【6月1日 AFP】生後1年までの男児は女児よりもおしゃべりだとする研究論文が5月31日、学術誌「アイサイエンス(iScience)」に発表された。女性の方が幼い頃から言語能力が高いとする通説を覆す結果に研究チームも驚いている。

 米メンフィス大学(University of Memphis)のキンブロー・オレー(Kimbrough Oller)博士らのチームは、2年間で乳幼児5899人の音声を計45万時間以上録音し、アルゴリズムを使って精査した。言語発達に関する研究サンプルとしては過去最大規模だという。

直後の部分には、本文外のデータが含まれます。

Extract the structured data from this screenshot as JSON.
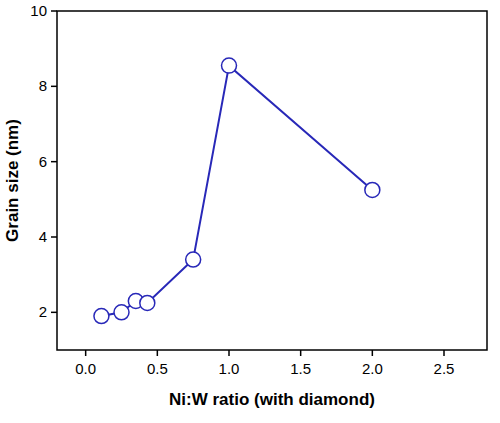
{
  "chart_data": {
    "type": "line",
    "x_label": "Ni:W ratio (with diamond)",
    "y_label": "Grain size (nm)",
    "x": [
      0.11,
      0.25,
      0.35,
      0.43,
      0.75,
      1.0,
      2.0
    ],
    "series": [
      {
        "name": null,
        "color": "#2828b8",
        "marker": "circle",
        "line_style": "solid",
        "values": [
          1.9,
          2.0,
          2.3,
          2.25,
          3.4,
          8.55,
          5.25
        ]
      }
    ],
    "xlim": [
      -0.2,
      2.8
    ],
    "xticks": [
      {
        "value": 0,
        "label": "0.0"
      },
      0.5,
      {
        "value": 1,
        "label": "1.0"
      },
      1.5,
      {
        "value": 2,
        "label": "2.0"
      },
      2.5
    ],
    "ylim": [
      1,
      10
    ],
    "yticks": [
      2,
      4,
      6,
      8,
      10
    ],
    "grid": false
  }
}
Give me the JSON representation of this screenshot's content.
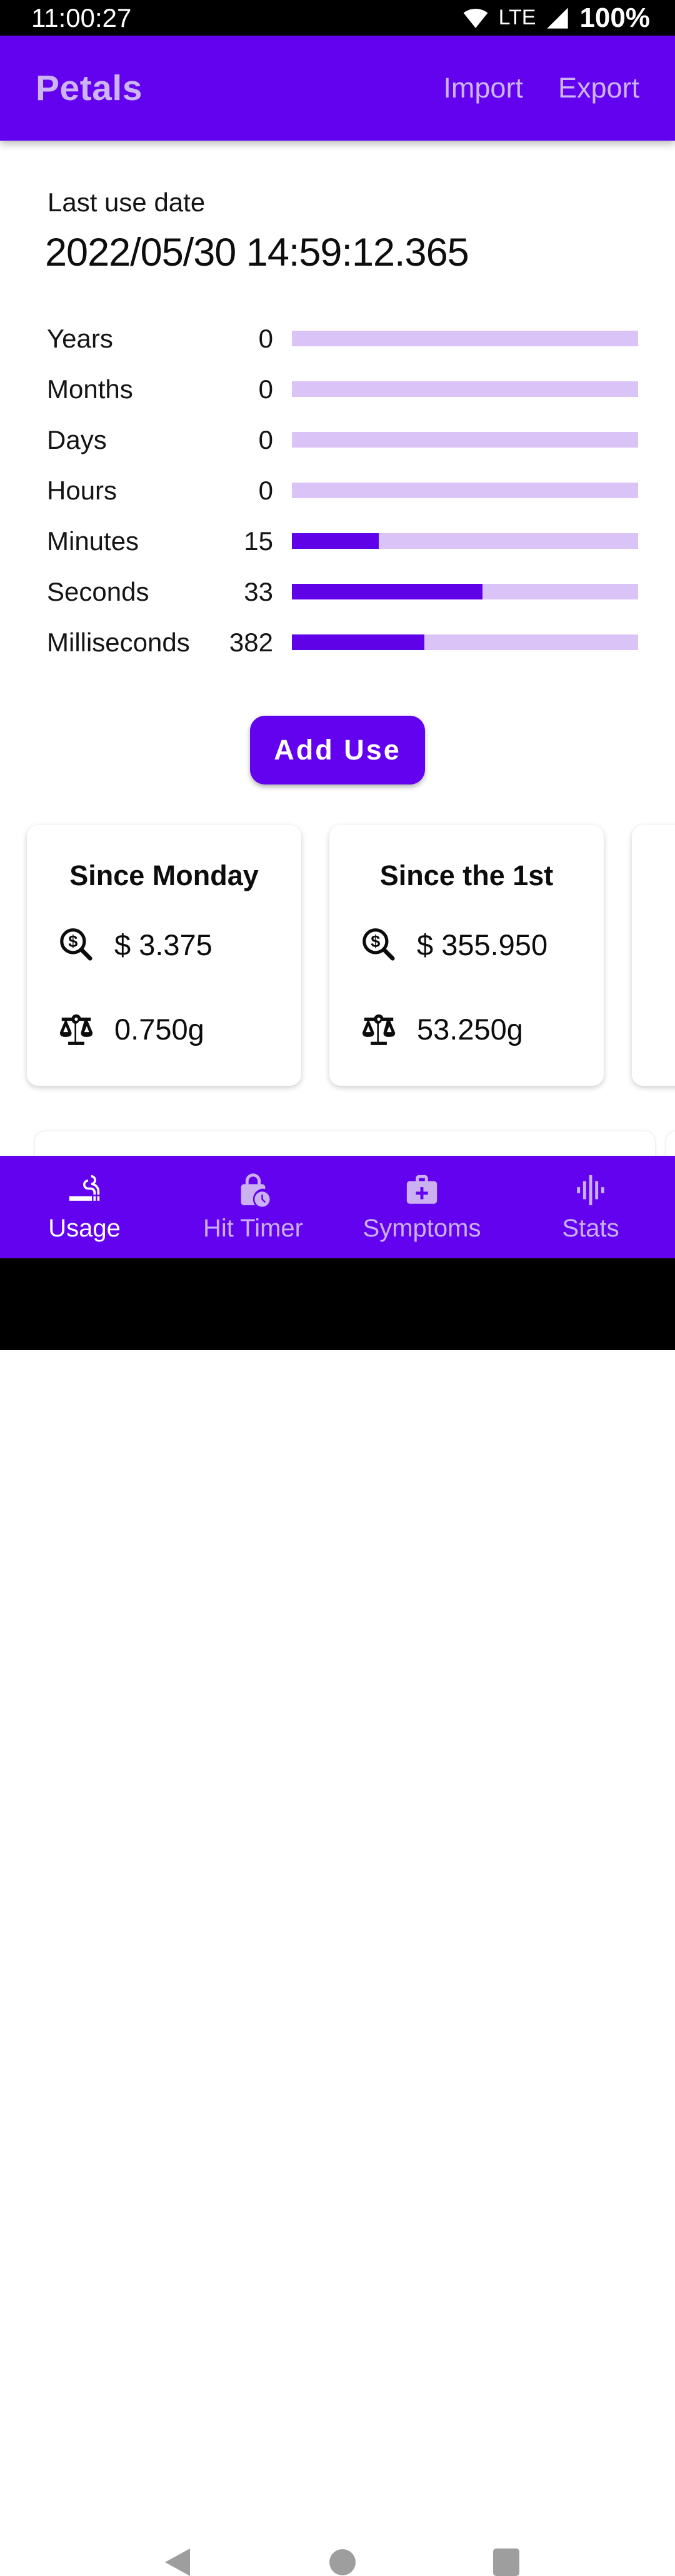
{
  "status_bar": {
    "time": "11:00:27",
    "network_type": "LTE",
    "battery": "100%"
  },
  "app_bar": {
    "title": "Petals",
    "import_label": "Import",
    "export_label": "Export"
  },
  "usage": {
    "last_use_label": "Last use date",
    "last_use_datetime": "2022/05/30 14:59:12.365",
    "elapsed_rows": [
      {
        "label": "Years",
        "value": 0,
        "max": 1
      },
      {
        "label": "Months",
        "value": 0,
        "max": 12
      },
      {
        "label": "Days",
        "value": 0,
        "max": 31
      },
      {
        "label": "Hours",
        "value": 0,
        "max": 24
      },
      {
        "label": "Minutes",
        "value": 15,
        "max": 60
      },
      {
        "label": "Seconds",
        "value": 33,
        "max": 60
      },
      {
        "label": "Milliseconds",
        "value": 382,
        "max": 1000
      }
    ],
    "add_use_label": "Add Use",
    "cards": [
      {
        "title": "Since Monday",
        "money": "$ 3.375",
        "weight": "0.750g"
      },
      {
        "title": "Since the 1st",
        "money": "$ 355.950",
        "weight": "53.250g"
      }
    ]
  },
  "bottom_nav": {
    "items": [
      {
        "label": "Usage",
        "icon": "smoking-icon",
        "active": true
      },
      {
        "label": "Hit Timer",
        "icon": "lock-clock-icon",
        "active": false
      },
      {
        "label": "Symptoms",
        "icon": "medical-bag-icon",
        "active": false
      },
      {
        "label": "Stats",
        "icon": "waveform-icon",
        "active": false
      }
    ]
  },
  "colors": {
    "primary": "#6302EE",
    "progress_fill": "#6002E8",
    "progress_track": "#D9C3F7",
    "appbar_text": "#CDB4F2",
    "nav_inactive_text": "#CBB1F2",
    "android_nav_icon": "#9E9E9E"
  }
}
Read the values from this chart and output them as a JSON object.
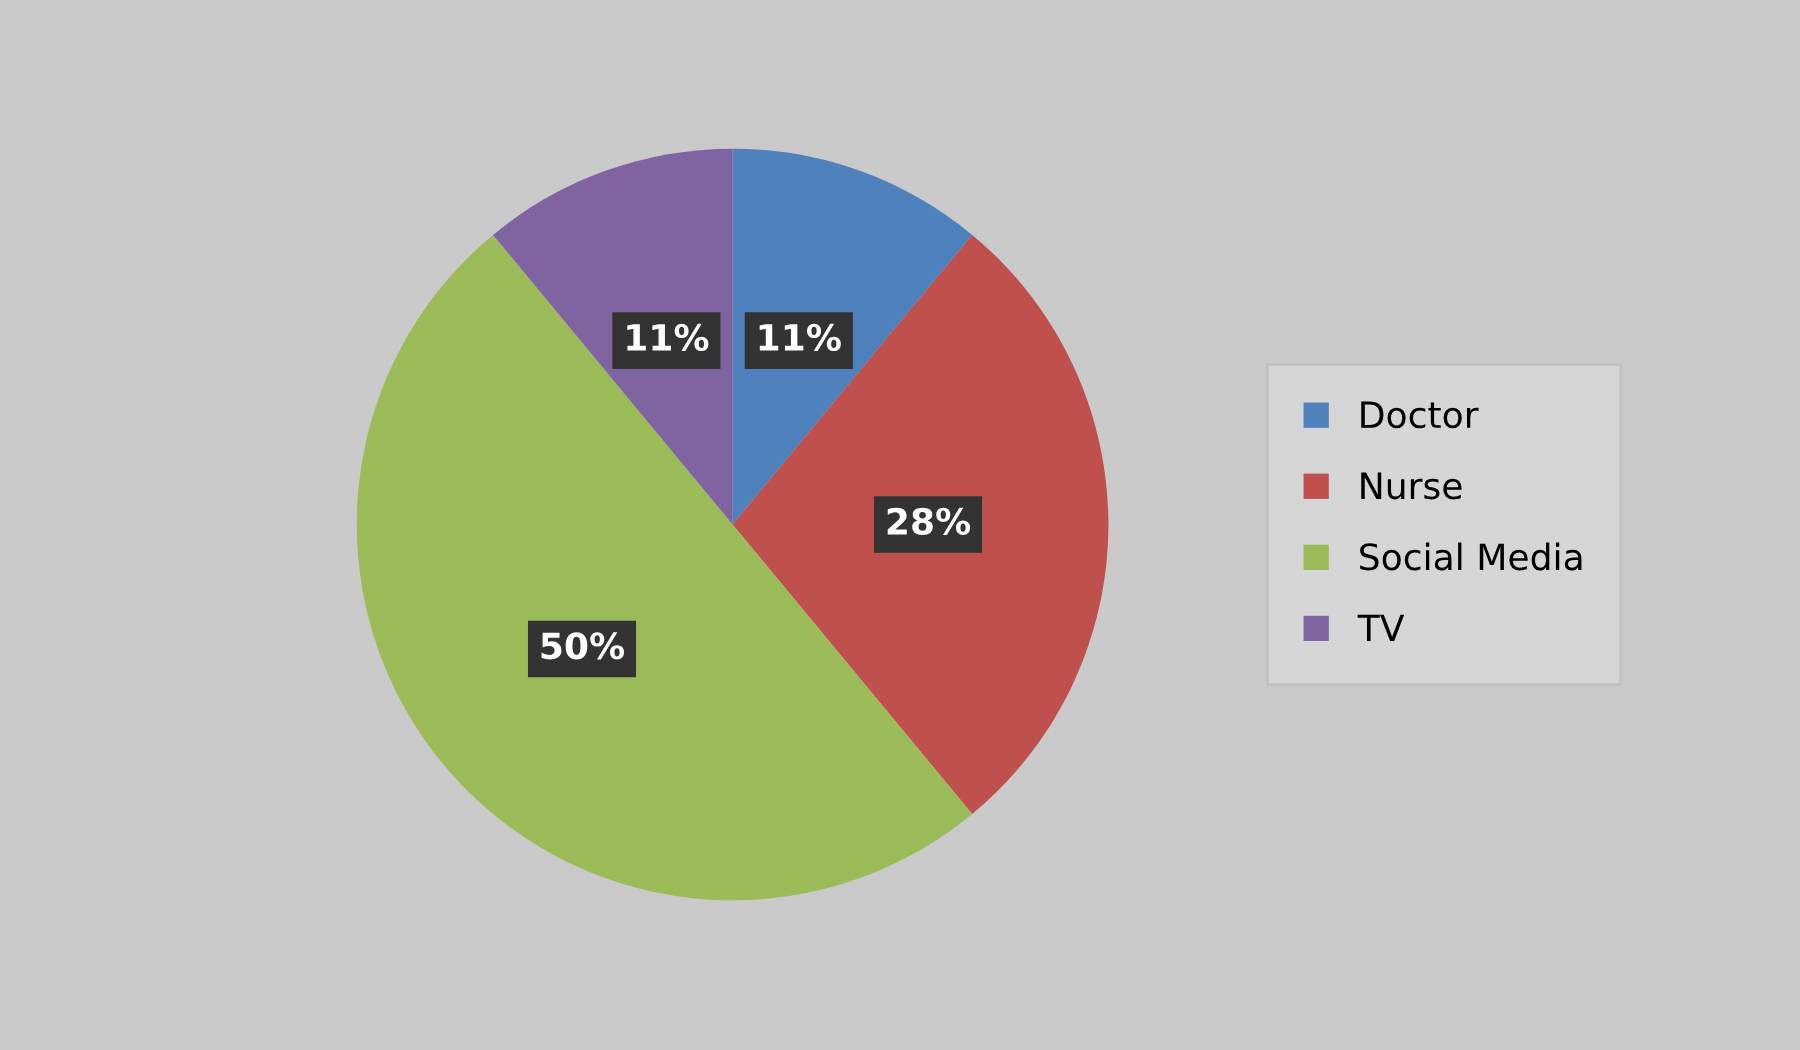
{
  "chart_data": {
    "type": "pie",
    "categories": [
      "Doctor",
      "Nurse",
      "Social Media",
      "TV"
    ],
    "values": [
      11,
      28,
      50,
      11
    ],
    "value_labels": [
      "11%",
      "28%",
      "50%",
      "11%"
    ],
    "colors": [
      "#4f81bd",
      "#c0504d",
      "#9bbb59",
      "#8064a2"
    ],
    "legend": "right"
  }
}
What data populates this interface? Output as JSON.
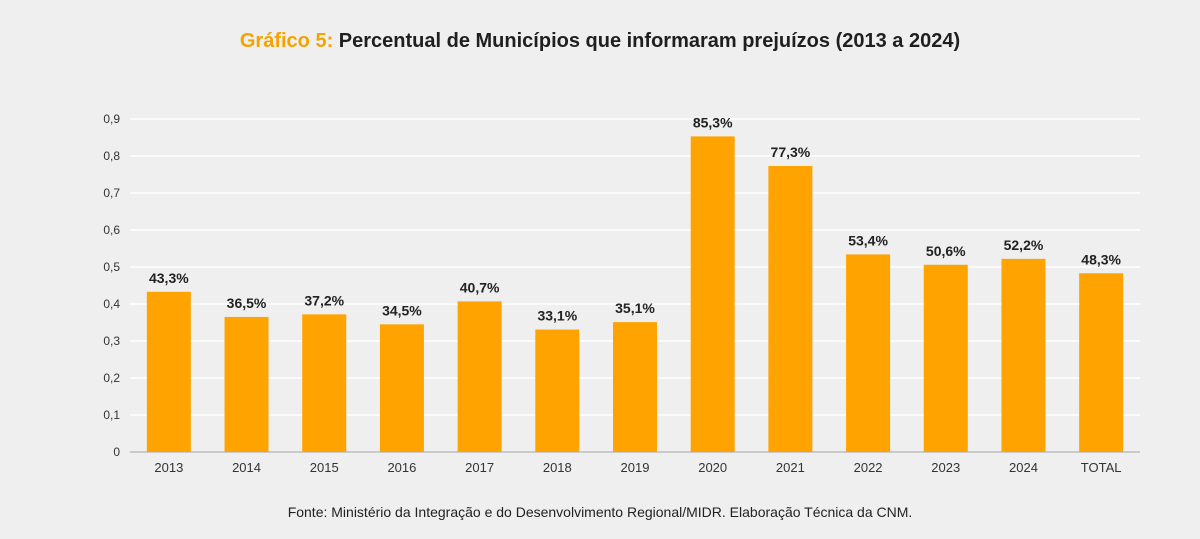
{
  "title": {
    "prefix": "Gráfico 5:",
    "main": "Percentual de Municípios que informaram prejuízos (2013 a 2024)"
  },
  "source": "Fonte: Ministério da Integração e do Desenvolvimento Regional/MIDR. Elaboração Técnica da CNM.",
  "colors": {
    "bar": "#ffa300",
    "prefix": "#f5a300",
    "grid": "#ffffff",
    "background": "#efefef"
  },
  "chart_data": {
    "type": "bar",
    "title": "Gráfico 5: Percentual de Municípios que informaram prejuízos (2013 a 2024)",
    "categories": [
      "2013",
      "2014",
      "2015",
      "2016",
      "2017",
      "2018",
      "2019",
      "2020",
      "2021",
      "2022",
      "2023",
      "2024",
      "TOTAL"
    ],
    "values": [
      0.433,
      0.365,
      0.372,
      0.345,
      0.407,
      0.331,
      0.351,
      0.853,
      0.773,
      0.534,
      0.506,
      0.522,
      0.483
    ],
    "data_labels": [
      "43,3%",
      "36,5%",
      "37,2%",
      "34,5%",
      "40,7%",
      "33,1%",
      "35,1%",
      "85,3%",
      "77,3%",
      "53,4%",
      "50,6%",
      "52,2%",
      "48,3%"
    ],
    "y_ticks": [
      "0",
      "0,1",
      "0,2",
      "0,3",
      "0,4",
      "0,5",
      "0,6",
      "0,7",
      "0,8",
      "0,9"
    ],
    "ylim": [
      0,
      0.9
    ],
    "grid": true,
    "legend": "none",
    "xlabel": "",
    "ylabel": ""
  }
}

 言葉をまだ話すことができない乳幼児も、最初に鳴き声やうなり声、唇を使った音、その後「バババ」「ガガガ」のような「喃語(なんご)」と呼ばれる連続音などを発する。

 言語習得は男児より女児の方が早いという考えは長年、科学界で支持され、前言語期のこうした音も女児の方がよく発すると考えられてきた。

 だが今回の研究では、生後1年の段階で男児の方が女児よりも10%多く音を発していた。2年目になると女児が追いつき、男児よりも7%多く音を発していた。

 1年目も2年目も周囲の大人は男児よりも女児に多く話しかけていたにもかかわらず、こうした結果が出たという。

■進化論

 研究チームはこの結果について、乳幼児が発する音は養育者に自分の健康状態を知らせるためだとする進化論の一説に合致する可能性があるとしている。

 これまでの多くの研究により、生後1年目の死亡率は男児の方が女児よりも高いことが明らかになっている。遠い昔には、より音を発する男児が生き残り、遺伝子を残す確率が高かったと言えるかもしれない。